Zúñiga used models to develop his powerful repertoire of representations of indigenous women; he called one of his models, Evelia, who was from Veracruz, a ‘universal native type’, even though photographs reveal she was a more of a mestiza.
Other photographs taken by Zúñiga in Patzuaro and the Yucatán in 1970 demonstrate that his representations were also based on travels, yet his titles often only offer vague characterisations: Yucatecas, Yalaltecas, Chamulas, Juchitecas or provide no ethnic descriptors.
Here in Grupo de cuatro mujeres de pie the women become powerful updated versions of Rodin’s Burghers of Calais — projecting Zúñiga’s conception of universal femininity rooted in notions of regional identity types. Scale, proportion, context and grandeur of ambition make it one of his most complex sculptural groupings. Indeed, this grouping graces the cover of the first volume of his catalogue raisonné, which is devoted to his sculptural ouevre.
When Zúñiga made Grupo de cuatro mujeres de pie it coincided with a period in which he received numerous individual exhibitions, especially in the United States. In 1969 he had a solo exhibition at the Museo de Arte Moderno in Mexico City, followed by individual exhibitions in the early 1970s at the San Diego Museum of Art, the Santa Barbara Museum of Art and the Phoenix Art Museum.
His success abroad allowed him to stop working for the state and to create more regularly in bronze. His son, Ariel Zúñiga claimed that bronze allowed Francisco to remit ‘to a remote past’. The exaggerated geometric forms of Zúñiga’s women recall the swelling and bulk of the pre-Columbian vessels he painted and drew as a young man, while the artist claimed that ‘sculpture is an ancient language… it is important that it should be representative of a culture’.
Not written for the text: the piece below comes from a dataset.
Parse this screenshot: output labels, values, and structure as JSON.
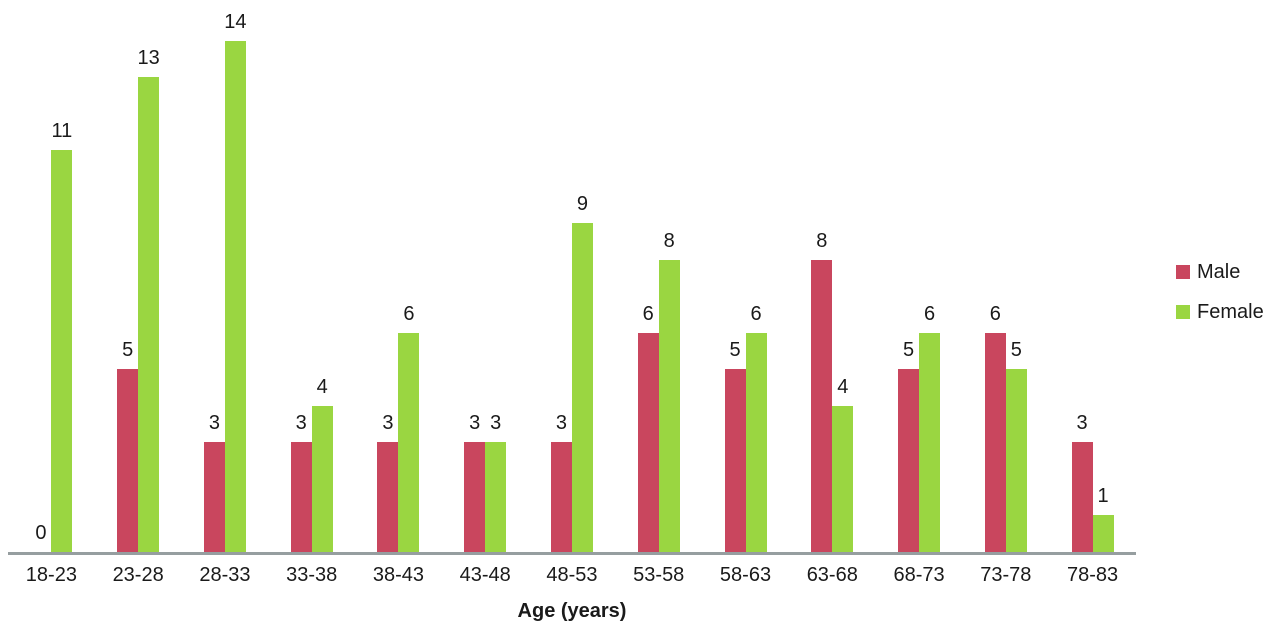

He continued by noting the resonance of the pre-Columbian in his commanding sculptural figures: ‘I am very interested in the pre-Hispanic world. Despite the terrible colonization that our peoples were subjected to, the strength of their culture succeeded in filtering through, and we have an intuitive sense of who they were, thanks to their sculpture. This perhaps explains a certain self-containment that exists in my figures… their will to resist.’
Defining his conception of universal femininity and beauty through his study of indigenous cultures, the artist effectively and imaginatively manipulated scale, proportion and context, earning this complex masterwork its elevated status in both Zúñiga’s oeuvre and art history. As Garza states, Zúñiga simply ‘makes materials like bronze and stone come to life’.